When companies try to co-opt a cultural holiday for material gain, they risk subverting or even trivializing the tradition behind the event. Despite Lunar New Year’s deep-seated traditions, it has devolved into somewhat of a consumerist holiday: It’s tradition for people to buy loved ones gifts or exchange money (which encourages spending), and it’s even considered good fortune to ring in the new year with new stuff.

For the most part, Asian consumers abroad don’t appear to take issue with the cultural marketing. Nike and Apple have received praise for releasing poignant ads that focus on family and tradition. However, foreign customers are quick to notice failed marketing ploys and point out where brands have erred.

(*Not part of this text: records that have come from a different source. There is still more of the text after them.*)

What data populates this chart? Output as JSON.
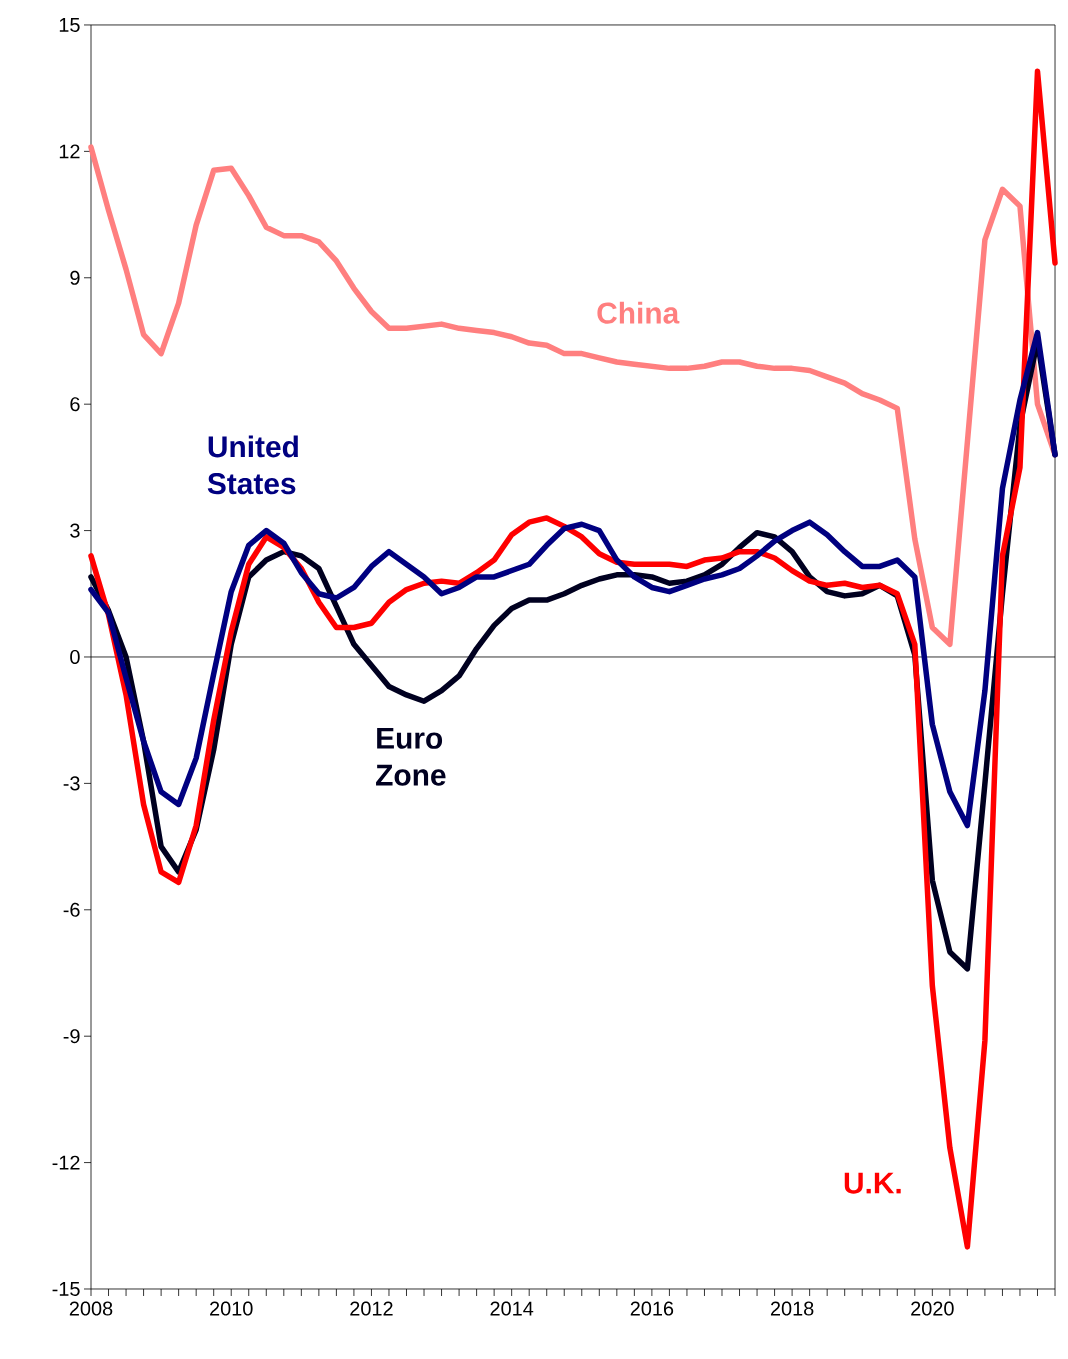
{
  "chart_data": {
    "type": "line",
    "x": [
      2008,
      2008.25,
      2008.5,
      2008.75,
      2009,
      2009.25,
      2009.5,
      2009.75,
      2010,
      2010.25,
      2010.5,
      2010.75,
      2011,
      2011.25,
      2011.5,
      2011.75,
      2012,
      2012.25,
      2012.5,
      2012.75,
      2013,
      2013.25,
      2013.5,
      2013.75,
      2014,
      2014.25,
      2014.5,
      2014.75,
      2015,
      2015.25,
      2015.5,
      2015.75,
      2016,
      2016.25,
      2016.5,
      2016.75,
      2017,
      2017.25,
      2017.5,
      2017.75,
      2018,
      2018.25,
      2018.5,
      2018.75,
      2019,
      2019.25,
      2019.5,
      2019.75,
      2020,
      2020.25,
      2020.5,
      2020.75,
      2021,
      2021.25,
      2021.5,
      2021.75
    ],
    "series": [
      {
        "name": "China",
        "color": "#ff7f7f",
        "values": [
          12.1,
          10.6,
          9.2,
          7.65,
          7.2,
          8.4,
          10.25,
          11.55,
          11.6,
          10.95,
          10.2,
          10.0,
          10.0,
          9.85,
          9.4,
          8.75,
          8.2,
          7.8,
          7.8,
          7.85,
          7.9,
          7.8,
          7.75,
          7.7,
          7.6,
          7.45,
          7.4,
          7.2,
          7.2,
          7.1,
          7.0,
          6.95,
          6.9,
          6.85,
          6.85,
          6.9,
          7.0,
          7.0,
          6.9,
          6.85,
          6.85,
          6.8,
          6.65,
          6.5,
          6.25,
          6.1,
          5.9,
          2.8,
          0.7,
          0.3,
          5.1,
          9.9,
          11.1,
          10.7,
          6.0,
          4.8
        ]
      },
      {
        "name": "Euro Zone",
        "color": "#000020",
        "values": [
          1.9,
          1.1,
          0.0,
          -2.0,
          -4.5,
          -5.1,
          -4.1,
          -2.2,
          0.3,
          1.9,
          2.3,
          2.5,
          2.4,
          2.1,
          1.2,
          0.3,
          -0.2,
          -0.7,
          -0.9,
          -1.05,
          -0.8,
          -0.45,
          0.2,
          0.75,
          1.15,
          1.35,
          1.35,
          1.5,
          1.7,
          1.85,
          1.95,
          1.95,
          1.9,
          1.75,
          1.8,
          1.95,
          2.2,
          2.6,
          2.95,
          2.85,
          2.5,
          1.9,
          1.55,
          1.45,
          1.5,
          1.7,
          1.45,
          0.05,
          -5.3,
          -7.0,
          -7.4,
          -3.0,
          1.5,
          5.5,
          7.5,
          4.8
        ]
      },
      {
        "name": "U.K.",
        "color": "#ff0000",
        "values": [
          2.4,
          1.0,
          -0.9,
          -3.5,
          -5.1,
          -5.35,
          -4.0,
          -1.5,
          0.6,
          2.2,
          2.85,
          2.6,
          2.1,
          1.3,
          0.7,
          0.7,
          0.8,
          1.3,
          1.6,
          1.75,
          1.8,
          1.75,
          2.0,
          2.3,
          2.9,
          3.2,
          3.3,
          3.1,
          2.85,
          2.45,
          2.25,
          2.2,
          2.2,
          2.2,
          2.15,
          2.3,
          2.35,
          2.5,
          2.5,
          2.35,
          2.05,
          1.8,
          1.7,
          1.75,
          1.65,
          1.7,
          1.5,
          0.3,
          -7.8,
          -11.65,
          -14.0,
          -9.1,
          2.4,
          4.5,
          13.9,
          9.35
        ]
      },
      {
        "name": "United States",
        "color": "#000080",
        "values": [
          1.6,
          1.05,
          -0.5,
          -2.0,
          -3.2,
          -3.5,
          -2.4,
          -0.4,
          1.55,
          2.65,
          3.0,
          2.7,
          2.0,
          1.5,
          1.4,
          1.65,
          2.15,
          2.5,
          2.2,
          1.9,
          1.5,
          1.65,
          1.9,
          1.9,
          2.05,
          2.2,
          2.65,
          3.05,
          3.15,
          3.0,
          2.3,
          1.9,
          1.65,
          1.55,
          1.7,
          1.85,
          1.95,
          2.1,
          2.4,
          2.75,
          3.0,
          3.2,
          2.9,
          2.5,
          2.15,
          2.15,
          2.3,
          1.9,
          -1.6,
          -3.2,
          -4.0,
          -0.8,
          4.0,
          6.1,
          7.7,
          4.8
        ]
      }
    ],
    "xlim": [
      2008,
      2021.75
    ],
    "ylim": [
      -15,
      15
    ],
    "xticks": [
      2008,
      {
        "value": 2008.25,
        "label": null
      },
      {
        "value": 2008.5,
        "label": null
      },
      {
        "value": 2008.75,
        "label": null
      },
      {
        "value": 2009,
        "label": null
      },
      {
        "value": 2009.25,
        "label": null
      },
      {
        "value": 2009.5,
        "label": null
      },
      {
        "value": 2009.75,
        "label": null
      },
      2010,
      {
        "value": 2010.25,
        "label": null
      },
      {
        "value": 2010.5,
        "label": null
      },
      {
        "value": 2010.75,
        "label": null
      },
      {
        "value": 2011,
        "label": null
      },
      {
        "value": 2011.25,
        "label": null
      },
      {
        "value": 2011.5,
        "label": null
      },
      {
        "value": 2011.75,
        "label": null
      },
      2012,
      {
        "value": 2012.25,
        "label": null
      },
      {
        "value": 2012.5,
        "label": null
      },
      {
        "value": 2012.75,
        "label": null
      },
      {
        "value": 2013,
        "label": null
      },
      {
        "value": 2013.25,
        "label": null
      },
      {
        "value": 2013.5,
        "label": null
      },
      {
        "value": 2013.75,
        "label": null
      },
      2014,
      {
        "value": 2014.25,
        "label": null
      },
      {
        "value": 2014.5,
        "label": null
      },
      {
        "value": 2014.75,
        "label": null
      },
      {
        "value": 2015,
        "label": null
      },
      {
        "value": 2015.25,
        "label": null
      },
      {
        "value": 2015.5,
        "label": null
      },
      {
        "value": 2015.75,
        "label": null
      },
      2016,
      {
        "value": 2016.25,
        "label": null
      },
      {
        "value": 2016.5,
        "label": null
      },
      {
        "value": 2016.75,
        "label": null
      },
      {
        "value": 2017,
        "label": null
      },
      {
        "value": 2017.25,
        "label": null
      },
      {
        "value": 2017.5,
        "label": null
      },
      {
        "value": 2017.75,
        "label": null
      },
      2018,
      {
        "value": 2018.25,
        "label": null
      },
      {
        "value": 2018.5,
        "label": null
      },
      {
        "value": 2018.75,
        "label": null
      },
      {
        "value": 2019,
        "label": null
      },
      {
        "value": 2019.25,
        "label": null
      },
      {
        "value": 2019.5,
        "label": null
      },
      {
        "value": 2019.75,
        "label": null
      },
      2020,
      {
        "value": 2020.25,
        "label": null
      },
      {
        "value": 2020.5,
        "label": null
      },
      {
        "value": 2020.75,
        "label": null
      },
      {
        "value": 2021,
        "label": null
      },
      {
        "value": 2021.25,
        "label": null
      },
      {
        "value": 2021.5,
        "label": null
      },
      {
        "value": 2021.75,
        "label": null
      }
    ],
    "yticks": [
      -15,
      -12,
      -9,
      -6,
      -3,
      0,
      3,
      6,
      9,
      12,
      15
    ],
    "ref_lines": [
      {
        "axis": "y",
        "value": 0,
        "color": "#000000"
      }
    ]
  }
}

For example, Burberry’s Chinese New Year campaign in 2019 featured stoic, heavily stylized family portraits, which Chinese netizens found creepy and tone-deaf.

Amid tensions between China and the US over trade and geopolitics, however, Chinese shoppers might not be as receptive to Western brands’ Lunar New Year efforts. They’ve become especially wary of American companies and critical of international retailers overall, according to a Wall Street Journal piece on how America is losing the Chinese customer.

“This past Christmas is a good indication that [retailers] don’t have much up their sleeves besides promotions and discounts,” Gabor said. In a way, Lunar New Year has been a saving grace for some retailers, another opportunity to get more customers to buy.

That might change in the future, as surveys show how Chinese shoppers prefer to buy from domestic brands, partly for patriotism’s sake. On Singles Day, the country’s largest shopping holiday, up to 78 percent of respondents surveyed said the trade war would affect their purchase of American brands. It doesn’t help that a string of missteps in 2019, which left companies scrambling to scrap together corporate apologies, has soured China’s perception towards Western brands.

It was just in 2018 that a Chinese fast-fashion company had to set up shop in London to gain appeal in Beijing. The opposite effect might be taking place now. Analysts predict that Chinese shoppers alone are expected to spend as much as $156 billion on new year festivities. Still, it’s uncertain whether it’ll benefit the bottom line of Western companies.